Dr. Jennifer Lagrotte, DMFT, LMHC, LMFT is a marriage and family therapist that works and resides in Parkland, FL. She received her masters and doctorate from Nova Southeastern University and has been in practice since 2004. She specializes in couples including marriage, infidelity and empty nest couples therapy. She is currently going through the certification of The Gottman Method. She works to strengthen communication, intimacy, conflict resolution and brings couples closer together as quickly as possible.

Judith Aronson-Ramos, M.D., is a Board Certified Developmental & Behavioral Pediatrician. Her medical practice is devoted exclusively to the evaluation and treatment of pediatric patients with challenges in learning, behavior, development, and social-emotional functioning. Dr. Aronson-Ramos has been in practice for over 30 years and she is acutely aware of the need for individualized and comprehensive care for children and families provided in a supportive and compassionate setting.

Luna Medina-Wolf is a licensed mental health counselor and a master certified addiction professional. Luna specializes in helping people heal from traumatic events and lead a healthier, happier, and more balanced life. Luna is trained in trauma techniques such as EMDR and TIR and is fluent in Hebrew and Spanish. Luna believes change is possible and that each person has the power to learn the skills needed to better their lives.

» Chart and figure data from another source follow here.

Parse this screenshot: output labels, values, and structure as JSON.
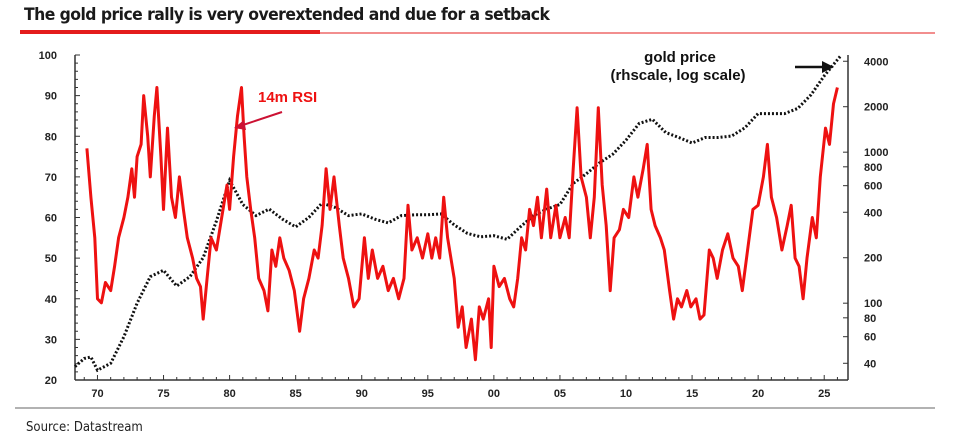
{
  "title": "The gold price rally is very overextended and due for a setback",
  "source": "Source: Datastream",
  "colors": {
    "rsi": "#ee1111",
    "gold": "#111111",
    "accent": "#e41c1c"
  },
  "chart_data": {
    "type": "line",
    "title": "The gold price rally is very overextended and due for a setback",
    "annotations": {
      "rsi": "14m RSI",
      "gold_line1": "gold price",
      "gold_line2": "(rhscale, log scale)"
    },
    "x_ticks": [
      "70",
      "75",
      "80",
      "85",
      "90",
      "95",
      "00",
      "05",
      "10",
      "15",
      "20",
      "25"
    ],
    "x_tick_years": [
      1970,
      1975,
      1980,
      1985,
      1990,
      1995,
      2000,
      2005,
      2010,
      2015,
      2020,
      2025
    ],
    "xlim": [
      1968.3,
      2026.8
    ],
    "y_left": {
      "ticks": [
        "20",
        "30",
        "40",
        "50",
        "60",
        "70",
        "80",
        "90",
        "100"
      ],
      "values": [
        20,
        30,
        40,
        50,
        60,
        70,
        80,
        90,
        100
      ],
      "ylim": [
        20,
        100
      ]
    },
    "y_right": {
      "scale": "log",
      "ticks": [
        "40",
        "60",
        "80",
        "100",
        "200",
        "400",
        "600",
        "800",
        "1000",
        "2000",
        "4000"
      ],
      "values": [
        40,
        60,
        80,
        100,
        200,
        400,
        600,
        800,
        1000,
        2000,
        4000
      ],
      "ylim": [
        31,
        4400
      ]
    },
    "series": [
      {
        "name": "14m RSI",
        "axis": "left",
        "points": [
          [
            1969.2,
            77
          ],
          [
            1969.5,
            65
          ],
          [
            1969.8,
            55
          ],
          [
            1970.0,
            40
          ],
          [
            1970.3,
            39
          ],
          [
            1970.6,
            44
          ],
          [
            1971.0,
            42
          ],
          [
            1971.3,
            48
          ],
          [
            1971.6,
            55
          ],
          [
            1972.0,
            60
          ],
          [
            1972.3,
            65
          ],
          [
            1972.6,
            72
          ],
          [
            1972.8,
            65
          ],
          [
            1973.0,
            75
          ],
          [
            1973.3,
            78
          ],
          [
            1973.5,
            90
          ],
          [
            1973.8,
            80
          ],
          [
            1974.0,
            70
          ],
          [
            1974.3,
            85
          ],
          [
            1974.5,
            92
          ],
          [
            1974.8,
            75
          ],
          [
            1975.0,
            62
          ],
          [
            1975.3,
            82
          ],
          [
            1975.6,
            65
          ],
          [
            1975.9,
            60
          ],
          [
            1976.2,
            70
          ],
          [
            1976.5,
            62
          ],
          [
            1976.8,
            55
          ],
          [
            1977.2,
            50
          ],
          [
            1977.5,
            45
          ],
          [
            1977.8,
            43
          ],
          [
            1978.0,
            35
          ],
          [
            1978.3,
            45
          ],
          [
            1978.6,
            55
          ],
          [
            1979.0,
            52
          ],
          [
            1979.4,
            60
          ],
          [
            1979.8,
            68
          ],
          [
            1980.0,
            62
          ],
          [
            1980.3,
            75
          ],
          [
            1980.6,
            85
          ],
          [
            1980.9,
            92
          ],
          [
            1981.1,
            80
          ],
          [
            1981.3,
            70
          ],
          [
            1981.6,
            62
          ],
          [
            1981.9,
            55
          ],
          [
            1982.2,
            45
          ],
          [
            1982.6,
            42
          ],
          [
            1982.9,
            37
          ],
          [
            1983.2,
            52
          ],
          [
            1983.5,
            48
          ],
          [
            1983.8,
            55
          ],
          [
            1984.1,
            50
          ],
          [
            1984.5,
            47
          ],
          [
            1984.9,
            42
          ],
          [
            1985.3,
            32
          ],
          [
            1985.6,
            40
          ],
          [
            1986.0,
            45
          ],
          [
            1986.4,
            52
          ],
          [
            1986.7,
            50
          ],
          [
            1987.0,
            58
          ],
          [
            1987.3,
            72
          ],
          [
            1987.6,
            62
          ],
          [
            1987.9,
            70
          ],
          [
            1988.3,
            58
          ],
          [
            1988.6,
            50
          ],
          [
            1989.0,
            45
          ],
          [
            1989.4,
            38
          ],
          [
            1989.8,
            40
          ],
          [
            1990.2,
            55
          ],
          [
            1990.5,
            45
          ],
          [
            1990.8,
            52
          ],
          [
            1991.2,
            45
          ],
          [
            1991.6,
            48
          ],
          [
            1992.0,
            42
          ],
          [
            1992.4,
            45
          ],
          [
            1992.8,
            40
          ],
          [
            1993.2,
            45
          ],
          [
            1993.5,
            63
          ],
          [
            1993.8,
            52
          ],
          [
            1994.2,
            55
          ],
          [
            1994.6,
            50
          ],
          [
            1995.0,
            56
          ],
          [
            1995.3,
            50
          ],
          [
            1995.6,
            55
          ],
          [
            1995.9,
            50
          ],
          [
            1996.2,
            65
          ],
          [
            1996.5,
            55
          ],
          [
            1997.0,
            45
          ],
          [
            1997.3,
            33
          ],
          [
            1997.6,
            38
          ],
          [
            1997.9,
            28
          ],
          [
            1998.3,
            35
          ],
          [
            1998.6,
            25
          ],
          [
            1998.9,
            38
          ],
          [
            1999.2,
            35
          ],
          [
            1999.6,
            40
          ],
          [
            1999.8,
            28
          ],
          [
            2000.0,
            48
          ],
          [
            2000.4,
            43
          ],
          [
            2000.8,
            45
          ],
          [
            2001.2,
            40
          ],
          [
            2001.5,
            38
          ],
          [
            2001.8,
            45
          ],
          [
            2002.1,
            55
          ],
          [
            2002.4,
            52
          ],
          [
            2002.7,
            62
          ],
          [
            2003.0,
            58
          ],
          [
            2003.3,
            65
          ],
          [
            2003.6,
            55
          ],
          [
            2004.0,
            67
          ],
          [
            2004.3,
            55
          ],
          [
            2004.7,
            63
          ],
          [
            2005.0,
            55
          ],
          [
            2005.4,
            60
          ],
          [
            2005.7,
            55
          ],
          [
            2006.0,
            72
          ],
          [
            2006.3,
            87
          ],
          [
            2006.6,
            70
          ],
          [
            2007.0,
            65
          ],
          [
            2007.3,
            55
          ],
          [
            2007.6,
            65
          ],
          [
            2007.9,
            87
          ],
          [
            2008.2,
            68
          ],
          [
            2008.5,
            58
          ],
          [
            2008.8,
            42
          ],
          [
            2009.1,
            55
          ],
          [
            2009.5,
            57
          ],
          [
            2009.8,
            62
          ],
          [
            2010.2,
            60
          ],
          [
            2010.6,
            70
          ],
          [
            2010.9,
            65
          ],
          [
            2011.3,
            72
          ],
          [
            2011.6,
            78
          ],
          [
            2011.9,
            62
          ],
          [
            2012.2,
            58
          ],
          [
            2012.6,
            55
          ],
          [
            2012.9,
            52
          ],
          [
            2013.3,
            42
          ],
          [
            2013.6,
            35
          ],
          [
            2013.9,
            40
          ],
          [
            2014.2,
            38
          ],
          [
            2014.6,
            42
          ],
          [
            2014.9,
            38
          ],
          [
            2015.3,
            40
          ],
          [
            2015.6,
            35
          ],
          [
            2015.9,
            36
          ],
          [
            2016.3,
            52
          ],
          [
            2016.6,
            50
          ],
          [
            2016.9,
            45
          ],
          [
            2017.3,
            52
          ],
          [
            2017.7,
            56
          ],
          [
            2018.1,
            50
          ],
          [
            2018.5,
            48
          ],
          [
            2018.8,
            42
          ],
          [
            2019.2,
            52
          ],
          [
            2019.6,
            62
          ],
          [
            2020.0,
            63
          ],
          [
            2020.4,
            70
          ],
          [
            2020.7,
            78
          ],
          [
            2021.0,
            65
          ],
          [
            2021.4,
            60
          ],
          [
            2021.8,
            52
          ],
          [
            2022.2,
            58
          ],
          [
            2022.5,
            63
          ],
          [
            2022.8,
            50
          ],
          [
            2023.1,
            48
          ],
          [
            2023.4,
            40
          ],
          [
            2023.7,
            50
          ],
          [
            2024.1,
            60
          ],
          [
            2024.4,
            55
          ],
          [
            2024.7,
            70
          ],
          [
            2025.1,
            82
          ],
          [
            2025.4,
            78
          ],
          [
            2025.7,
            88
          ],
          [
            2026.0,
            92
          ]
        ]
      },
      {
        "name": "gold price",
        "axis": "right",
        "points": [
          [
            1968.3,
            38
          ],
          [
            1969,
            43
          ],
          [
            1969.5,
            44
          ],
          [
            1970,
            36
          ],
          [
            1971,
            40
          ],
          [
            1972,
            60
          ],
          [
            1973,
            100
          ],
          [
            1974,
            150
          ],
          [
            1975,
            165
          ],
          [
            1976,
            130
          ],
          [
            1977,
            150
          ],
          [
            1978,
            200
          ],
          [
            1979,
            350
          ],
          [
            1980,
            650
          ],
          [
            1981,
            450
          ],
          [
            1982,
            380
          ],
          [
            1983,
            420
          ],
          [
            1984,
            360
          ],
          [
            1985,
            320
          ],
          [
            1986,
            370
          ],
          [
            1987,
            460
          ],
          [
            1988,
            430
          ],
          [
            1989,
            380
          ],
          [
            1990,
            390
          ],
          [
            1991,
            360
          ],
          [
            1992,
            340
          ],
          [
            1993,
            380
          ],
          [
            1994,
            385
          ],
          [
            1995,
            385
          ],
          [
            1996,
            390
          ],
          [
            1997,
            330
          ],
          [
            1998,
            290
          ],
          [
            1999,
            275
          ],
          [
            2000,
            280
          ],
          [
            2001,
            265
          ],
          [
            2002,
            320
          ],
          [
            2003,
            380
          ],
          [
            2004,
            420
          ],
          [
            2005,
            450
          ],
          [
            2006,
            620
          ],
          [
            2007,
            720
          ],
          [
            2008,
            850
          ],
          [
            2009,
            970
          ],
          [
            2010,
            1200
          ],
          [
            2011,
            1550
          ],
          [
            2012,
            1650
          ],
          [
            2013,
            1350
          ],
          [
            2014,
            1250
          ],
          [
            2015,
            1150
          ],
          [
            2016,
            1250
          ],
          [
            2017,
            1250
          ],
          [
            2018,
            1280
          ],
          [
            2019,
            1450
          ],
          [
            2020,
            1800
          ],
          [
            2021,
            1800
          ],
          [
            2022,
            1800
          ],
          [
            2023,
            1950
          ],
          [
            2024,
            2400
          ],
          [
            2025,
            3200
          ],
          [
            2026.2,
            4300
          ]
        ]
      }
    ]
  }
}
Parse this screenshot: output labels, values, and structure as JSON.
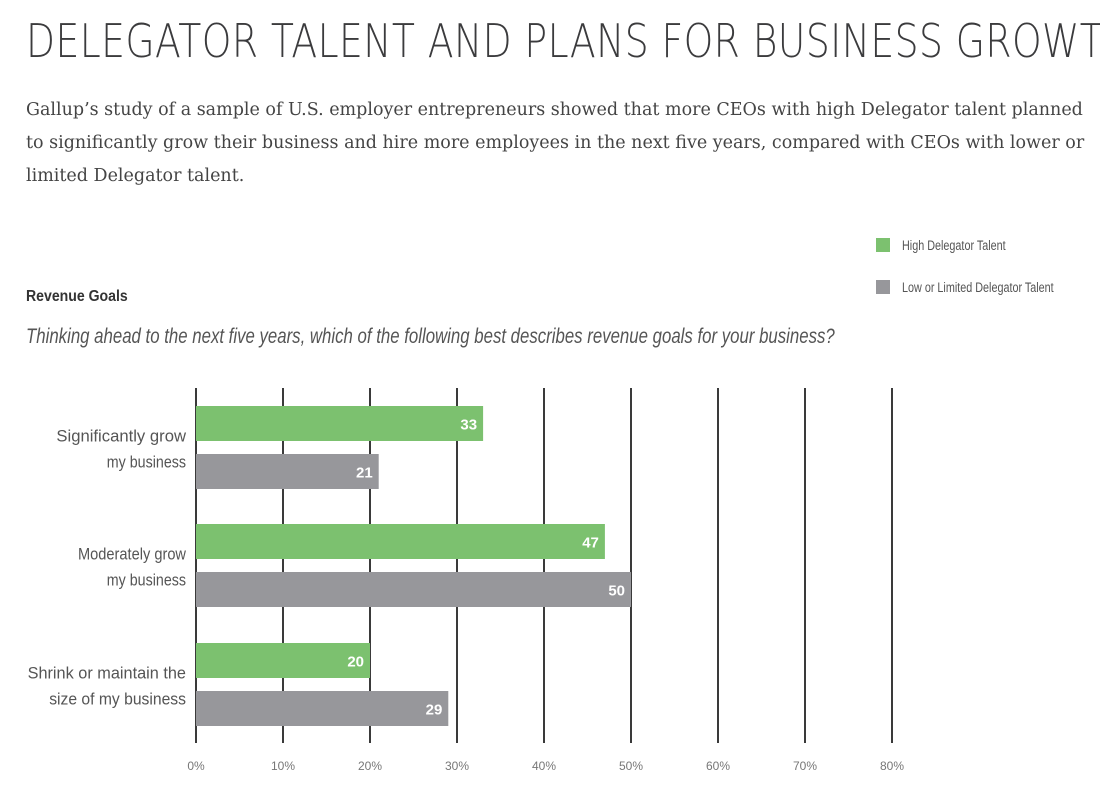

Les Gordon, M.A. is a Licensed Marriage and Family Therapist who has worked in the South Florida area for over 30 years. Les specializes in treating children and adolescents who exhibit emotional and behavioral issues. He also works with children who have special needs and enjoys helping parents to become more effective. Les is a Diplomate Sexologist with the America Board of Sexology. In overlapping careers in education and mental health, Les founded and directed private school programs for children with learning disabilities. Les has presented close to 100 community based talks relating to his areas of interest. In 1978 Les was recognized as the Merle Kauffman Scholar at Bradley University, designating Les as the outstanding student in the College of Education.